Я вздрогнул и схватился рукой за дверцу, хотя мы не останавливались, а дверца, как я уже говорил, была заперта, даже окошко опустить не удалось. Бизнес? Мы что же, займемся русским бизнесом, на голых полях, возле руин колхоза?
— Бизнес, — повторил он.
Я сглотнул, но глотать было нечего, во рту совершенно пересохло, я даже говорить толком не мог, а потому покачал головой и сказал:
— Bookfair.[5]
Глаза шофера быстро метнулись к зеркалу, но тотчас снова устремились на дорогу.
— Достоевский, — сказал он.
Я кивнул.
— Гамсун, — сказал я.
Тут его широкая физиономия расплылась в улыбке.
— Толстой, — сказал он.
— Ибсен, — сказал я.
Я перехватил его взгляд и тоже улыбнулся, так как понял, что уже вне опасности, может, я вообще и не был в опасности, но не мог этого знать, а теперь знал, что я уже вне опасности, и разве же это не истинная взаимосвязь жизни и литературы — литературы, которая способна спасти жизнь.
— Чехов.
— Обстфеллер!
— Пушкин!
— Бьёрнсон!
— Тургенев!
Так мы продолжали, пока я не увидел купола в холодной мгле над Кремлем и шофер не подвез меня к гостинице «М.» Он хотел было занести в холл мой чемодан, но я запротестовал, дескать, сам донесу, он не согласился, мы стояли на тротуаре, и каждый тянул чемодан к себе, в конце концов я уступил, а взамен решил подарить ему роман с автографом, на языке, которого он не понимал. Расстались мы как закадычные друзья. Мой издатель ждал в холле. Не знаю, кто из нас чего недопонял. Да это и не важно.
— Как добрались? — спросил он.
— Великолепно, — ответил я.
В номере лежали билеты на самолет до Парижа, где я уже падаю со сцены, на глазах перепуганной публики.
Я где-то говорил о страхе закончить.
Страх закончить ничуть не меньше, если не больше.
Я приближаюсь к концу и оттого тяну время, натягиваю туго-туго. Подарки на Рождество 1965 года.
Маме: крем для рук «Нивея», для чувствительной и потрескавшейся кожи.
Отцу: шершавый резиновый напальчник, чтоб быстрее считать деньги.
Что получу я, мне, понятно, еще неизвестно, за две-то недели до Рождества, но, в частности, там был связанный мамой шарф, который можно было минимум трижды обернуть вокруг шеи, голубой в черную полоску, что бы там ни говорили другие, я потом носил его несколько лет кряду, а после отдал Армии спасения, тоже на Рождество, и вполне возможно, кто-то до сих пор ходит в этом шарфе, голубом в черную полоску.
Неожиданно наступила оттепель. Придорожные сугробы, лыжни, снег в парке Вигеланна и в Бишлете — увы, все стаяло, убежало в водостоки. А потом вдруг пришла ночь с четырьмя кольцами вокруг луны и крепким морозцем. Наутро город выглядел так, будто волна из фьорда накрыла улицы и там замерзла. Красный Крест в течение суток зарегистрировал сорок восемь переломов бедра, как писала «Афтенпостен», где сообщалось также, что в Осло прибыл американский комик Денни Кей, приглашенный норвежским Нобелевским комитетом присутствовать в Университетской ауле на вручении премии мира организации ЮНИСЕФ, и что американцы получили разрешение применять во Вьетнаме слезоточивый газ, разрешение от кого, думал я, толком не понимая, что, собственно, думаю, и чуть не шлепнулся мордой вниз на Колбьёрнсенс-гате, с форситией в одной руке и рождественской звездой в другой.

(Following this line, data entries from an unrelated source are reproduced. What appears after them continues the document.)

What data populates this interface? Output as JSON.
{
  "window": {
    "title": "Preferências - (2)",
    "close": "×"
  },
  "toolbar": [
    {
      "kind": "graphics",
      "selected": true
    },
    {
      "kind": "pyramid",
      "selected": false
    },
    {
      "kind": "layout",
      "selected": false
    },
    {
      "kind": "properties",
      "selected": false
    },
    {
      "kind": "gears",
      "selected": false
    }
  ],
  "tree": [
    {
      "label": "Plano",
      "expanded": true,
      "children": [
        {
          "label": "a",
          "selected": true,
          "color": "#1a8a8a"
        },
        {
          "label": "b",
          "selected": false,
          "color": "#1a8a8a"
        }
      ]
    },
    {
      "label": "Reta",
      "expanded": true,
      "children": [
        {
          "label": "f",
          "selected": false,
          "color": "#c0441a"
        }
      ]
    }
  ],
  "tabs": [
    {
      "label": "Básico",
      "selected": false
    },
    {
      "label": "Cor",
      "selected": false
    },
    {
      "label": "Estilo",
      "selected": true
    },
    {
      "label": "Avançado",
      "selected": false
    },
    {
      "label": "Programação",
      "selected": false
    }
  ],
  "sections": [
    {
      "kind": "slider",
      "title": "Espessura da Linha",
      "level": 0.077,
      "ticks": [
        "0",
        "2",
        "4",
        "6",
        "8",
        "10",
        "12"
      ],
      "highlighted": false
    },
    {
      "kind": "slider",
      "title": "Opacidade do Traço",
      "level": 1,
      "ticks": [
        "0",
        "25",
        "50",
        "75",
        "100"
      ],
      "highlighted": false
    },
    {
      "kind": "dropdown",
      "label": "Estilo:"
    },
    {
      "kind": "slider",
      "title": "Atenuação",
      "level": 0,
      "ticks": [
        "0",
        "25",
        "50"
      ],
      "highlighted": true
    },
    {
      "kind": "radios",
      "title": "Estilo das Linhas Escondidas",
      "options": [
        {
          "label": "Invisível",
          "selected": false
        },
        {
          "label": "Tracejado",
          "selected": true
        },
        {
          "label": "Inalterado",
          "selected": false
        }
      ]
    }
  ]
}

Авроре Штерн цветов не посылали.
Через неделю опять пошел снег, и выпало его, как никогда, много.
Учитель Халс ходил на лыжах из класса в класс, со знаменитой каплей под носом, в ней заключался весь экзаменационный материал, в этой блестящей капле, примете норвежской знати, так сказать, прежде чем черная нефть захлестнула страну, точнее говоря, капля тяжкого труда, самоотверженности и авралов.
Экзамен прошел в снегу.
Авроре Штерн цветов не слали по-прежнему.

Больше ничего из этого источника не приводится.